If you don't mind a little traffic, you'll love Los Angeles. The idea of this city didn't exist just a century ago, but the City epitomizes an opportunity often associated with a move to New York. This second-largest city in the United States has everything if you know where to look. And while hard work might reap spoils, so does meeting the right person at the right time in this smog-filled city that truly does make the sunsets more beautiful.
Hawaii is not simply a state but a state of mind. Yes, it does certainly take some time to get there. But you will ever hear anyone speak an ill word about Hawaii once there. It doesn't necessarily belong in the United States, but millions are happy that there is no passport required to get there.
Hollywood movies like The Karate Kid and The Quick and The Dead have immortalized the glowing red sandstone mountains around Sedona. For the full cinematic experience, check out the Pink Jeep Broken Arrow tour. This landscape is just as amazing when explored on foot, so hikers shouldn't miss the spectacular scenic trails where ancient sites like Palakti and Montezuma Castle reveal Native American history. For modernist architecture, visit the stunning Chapel of the Holy Cross.
Truly "the city different," Santa Fe rises a dramatic 7,000 feet above sea level. With its vibrant mix of Spanish, Native American, and Mexican cultures, the city's art scene showcases fascinating folk and Native American art alongside the dedicated Georgia O'Keefe Gallery. Foodies will adore the city's unique local cuisine. For the oldest church on the entire continent, look no further than four-hundred-year-old San Miguel Chapel.
Nantucket is a picture-perfect island just south of Cape Cod, where idyllic coastal views hide a gory whaling history. There's even a Whaling Museum dedicated to the drama of those early days. Thankfully, when the economy moved on, the architecture didn't, so this dreamy destination is packed with fascinating examples of pre-civil-war architecture. For added serenity, escape to Madaket Beach, or check out Maria Mitchell Observatories for incredible views of the night sky.

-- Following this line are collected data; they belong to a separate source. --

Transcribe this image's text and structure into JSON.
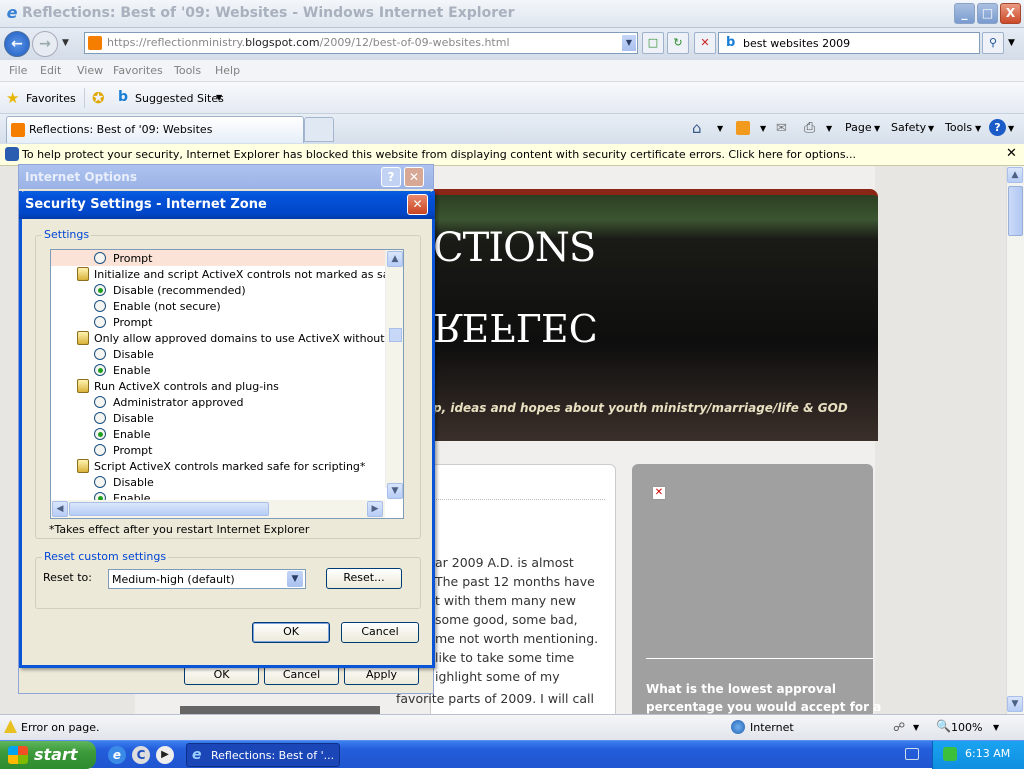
{
  "window": {
    "title": "Reflections: Best of '09: Websites - Windows Internet Explorer",
    "min": "_",
    "max": "□",
    "close": "X"
  },
  "address": {
    "url_prefix": "https://reflectionministry.",
    "url_domain": "blogspot.com",
    "url_path": "/2009/12/best-of-09-websites.html",
    "search_value": "best websites 2009"
  },
  "menu": {
    "file": "File",
    "edit": "Edit",
    "view": "View",
    "favorites": "Favorites",
    "tools": "Tools",
    "help": "Help"
  },
  "favbar": {
    "favorites": "Favorites",
    "suggested": "Suggested Sites"
  },
  "tab": {
    "title": "Reflections: Best of '09: Websites"
  },
  "commands": {
    "page": "Page",
    "safety": "Safety",
    "tools": "Tools"
  },
  "infobar": {
    "text": "To help protect your security, Internet Explorer has blocked this website from displaying content with security certificate errors. Click here for options..."
  },
  "page": {
    "header_title": "CTIONS",
    "header_mirror": "REFLEC",
    "tagline": "p, ideas and hopes about youth ministry/marriage/life & GOD",
    "post_lines": [
      "ar 2009 A.D. is almost",
      "The past 12 months have",
      "t with them many new",
      "some good, some bad,",
      "me not worth mentioning.",
      "like to take some time",
      "ighlight some of my",
      "favorite parts of 2009.  I will call"
    ],
    "sidebar_question": "What is the lowest approval",
    "sidebar_question2": "percentage you would accept for a"
  },
  "internet_options": {
    "title": "Internet Options",
    "ok": "OK",
    "cancel": "Cancel",
    "apply": "Apply"
  },
  "security_settings": {
    "title": "Security Settings - Internet Zone",
    "settings_label": "Settings",
    "items": [
      {
        "kind": "radio",
        "label": "Prompt",
        "checked": false,
        "highlight": true
      },
      {
        "kind": "header",
        "label": "Initialize and script ActiveX controls not marked as safe for s"
      },
      {
        "kind": "radio",
        "label": "Disable (recommended)",
        "checked": true
      },
      {
        "kind": "radio",
        "label": "Enable (not secure)",
        "checked": false
      },
      {
        "kind": "radio",
        "label": "Prompt",
        "checked": false
      },
      {
        "kind": "header",
        "label": "Only allow approved domains to use ActiveX without prompt"
      },
      {
        "kind": "radio",
        "label": "Disable",
        "checked": false
      },
      {
        "kind": "radio",
        "label": "Enable",
        "checked": true
      },
      {
        "kind": "header",
        "label": "Run ActiveX controls and plug-ins"
      },
      {
        "kind": "radio",
        "label": "Administrator approved",
        "checked": false
      },
      {
        "kind": "radio",
        "label": "Disable",
        "checked": false
      },
      {
        "kind": "radio",
        "label": "Enable",
        "checked": true
      },
      {
        "kind": "radio",
        "label": "Prompt",
        "checked": false
      },
      {
        "kind": "header",
        "label": "Script ActiveX controls marked safe for scripting*"
      },
      {
        "kind": "radio",
        "label": "Disable",
        "checked": false
      },
      {
        "kind": "radio",
        "label": "Enable",
        "checked": true
      }
    ],
    "note": "*Takes effect after you restart Internet Explorer",
    "reset_group": "Reset custom settings",
    "reset_to": "Reset to:",
    "reset_value": "Medium-high (default)",
    "reset_button": "Reset...",
    "ok": "OK",
    "cancel": "Cancel"
  },
  "status": {
    "error": "Error on page.",
    "zone": "Internet",
    "zoom": "100%"
  },
  "taskbar": {
    "start": "start",
    "item": "Reflections: Best of '...",
    "clock": "6:13 AM"
  }
}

Sometimes it's hard to believe that Austin, a city that wears its liberal values proudly on its sleeve, is the capital of what most people think of as conservative Texas. You might already feel familiar with the location from cult films like Dazed and Confused. This distinctive city is proud of its many quirky independent businesses, its "Keep Austin Weird" counterculture, and its world-famous music scene. Whatever you do, take some time to admire Austin's extensive and colorful street art.
Sitting 8,000 feet up in the Rocky Mountains, Aspen is one of America's most famous ski resorts, with a social scene to match. However, you'll fall in love with it at any time of year. In the summer, there are many exhilarating outdoor sports on offer, alongside some exciting music festivals. If you're intrepid enough, try a hike out to the Grotto Ice Caves, then experience the awe of the Cascades, where the force of mountain meltwater creates dramatic whirlpools.